The Trump Effect on DC Real Estate: Figure 2
The living room in Ivanka Trump’s new Kalorama home.

Patrick Chauvin of Compass shared with UrbanTurf that at least four Cabinet nominees have made real estate purchases thus far. Two of those sales occurred off-market; three of the sales are still waiting to close.

“A lot of people who are in big positions are also looking to rent, and the rental market’s very limited,” Chauvin says. “I’ve had more people in the new administration call looking to rent, but there’s nothing left.”

While most of the interest has been geared toward the city, particularly neighborhoods like Kalorama, West End, Massachusetts Avenue Heights and Georgetown, the suburbs have begun to see increased interest in the higher price ranges as well. “Showings in Alexandria, McLean and Bethesda in the upper brackets have picked up considerably in the past two weeks,” notes Lowham. “Washington area prices are being well received, particularly for individuals moving from New York City.”

One cannot discount the fact that this administration’s nominees would create the wealthiest cabinet in presidential history — fifty times greater than that of most-recent Republican president George W. Bush. “We have witnessed a handful of sales in excess of $10 million which is remarkable for such a short period of time,” says Lowham. “This is notably higher than we witnessed during the Bush, Clinton or Obama transitions.”

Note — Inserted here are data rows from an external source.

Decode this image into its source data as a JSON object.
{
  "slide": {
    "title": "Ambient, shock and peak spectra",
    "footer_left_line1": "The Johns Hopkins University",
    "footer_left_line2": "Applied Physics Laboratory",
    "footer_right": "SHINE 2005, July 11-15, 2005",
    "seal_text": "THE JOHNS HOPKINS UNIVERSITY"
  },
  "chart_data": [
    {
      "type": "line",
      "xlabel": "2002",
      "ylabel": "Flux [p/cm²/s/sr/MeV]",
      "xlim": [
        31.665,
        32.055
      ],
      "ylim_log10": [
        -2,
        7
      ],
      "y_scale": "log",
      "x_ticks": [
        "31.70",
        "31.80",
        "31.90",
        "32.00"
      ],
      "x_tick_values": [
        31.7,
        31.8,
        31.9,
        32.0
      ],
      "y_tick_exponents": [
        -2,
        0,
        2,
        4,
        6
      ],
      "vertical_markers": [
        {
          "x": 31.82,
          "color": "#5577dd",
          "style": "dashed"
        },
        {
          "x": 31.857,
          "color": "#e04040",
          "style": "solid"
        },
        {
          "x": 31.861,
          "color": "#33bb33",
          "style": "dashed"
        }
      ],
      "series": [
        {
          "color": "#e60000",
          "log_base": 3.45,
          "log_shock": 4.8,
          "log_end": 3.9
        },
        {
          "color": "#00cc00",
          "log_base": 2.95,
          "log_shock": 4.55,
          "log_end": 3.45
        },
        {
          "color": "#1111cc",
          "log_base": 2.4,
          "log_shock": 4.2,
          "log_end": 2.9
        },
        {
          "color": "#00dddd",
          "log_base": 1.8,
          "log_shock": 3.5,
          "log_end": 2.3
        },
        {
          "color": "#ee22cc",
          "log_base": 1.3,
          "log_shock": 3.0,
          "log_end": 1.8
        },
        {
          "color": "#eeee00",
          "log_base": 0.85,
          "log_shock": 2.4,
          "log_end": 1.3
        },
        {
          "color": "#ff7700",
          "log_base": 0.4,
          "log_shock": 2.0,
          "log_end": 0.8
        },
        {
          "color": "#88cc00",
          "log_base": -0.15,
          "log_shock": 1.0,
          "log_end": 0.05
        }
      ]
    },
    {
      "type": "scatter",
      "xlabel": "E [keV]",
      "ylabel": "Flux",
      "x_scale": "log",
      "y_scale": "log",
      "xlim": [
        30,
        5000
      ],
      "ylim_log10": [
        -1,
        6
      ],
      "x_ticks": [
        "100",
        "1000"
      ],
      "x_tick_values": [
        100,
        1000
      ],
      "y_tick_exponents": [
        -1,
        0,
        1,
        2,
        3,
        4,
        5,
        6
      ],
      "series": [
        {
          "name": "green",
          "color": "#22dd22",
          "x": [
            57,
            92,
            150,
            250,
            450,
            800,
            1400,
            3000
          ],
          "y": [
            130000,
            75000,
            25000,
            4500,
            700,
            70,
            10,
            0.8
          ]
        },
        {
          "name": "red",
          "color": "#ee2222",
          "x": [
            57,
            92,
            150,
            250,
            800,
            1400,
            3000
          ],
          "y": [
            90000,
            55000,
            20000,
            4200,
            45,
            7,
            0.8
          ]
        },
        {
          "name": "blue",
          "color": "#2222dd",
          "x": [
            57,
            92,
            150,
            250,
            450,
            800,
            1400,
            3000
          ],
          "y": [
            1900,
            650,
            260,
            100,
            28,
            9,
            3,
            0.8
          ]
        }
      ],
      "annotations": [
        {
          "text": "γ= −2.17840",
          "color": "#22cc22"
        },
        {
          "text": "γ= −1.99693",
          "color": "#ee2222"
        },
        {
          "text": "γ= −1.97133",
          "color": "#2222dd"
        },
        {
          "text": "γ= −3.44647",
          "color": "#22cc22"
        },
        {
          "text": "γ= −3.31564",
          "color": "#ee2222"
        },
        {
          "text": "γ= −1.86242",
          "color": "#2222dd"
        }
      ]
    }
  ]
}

The Trump Effect on DC Real Estate: Figure 3
Steve Rattner’s Kalorama home.

The activity on the upper end of the market is not limited to Trump buyers, as DC residents associated with the Obama administration are now looking to sell. Steve Rattner, dubbed the Car Czar in 2009 after being tapped by President Obama to lead the effort to revitalize and restructure the automobile industry, recently listed his five-bedroom Kalorama home for $7.9 million. And Daniel Zelikow, who served as de facto landlord for Obama Treasury secretary Tim Geithner, listed his Kalorama home for $6.1 million last week.

While there haven’t yet been any examples of houses exchanging hands directly from Obama associates to Trump associates, the DC area offers enough high-priced luxury housing stock that this may not be necessary. Especially as homeowners who have nothing to do with the administrative shift are taking advantage of the newfound demand.

“We are encouraging our clients who contemplated listing in the spring to move forward now,” Mark Lowham said. “The short-term impact of the incoming administration is just the beginning of what we believe are strong market fundamentals for the the year ahead.”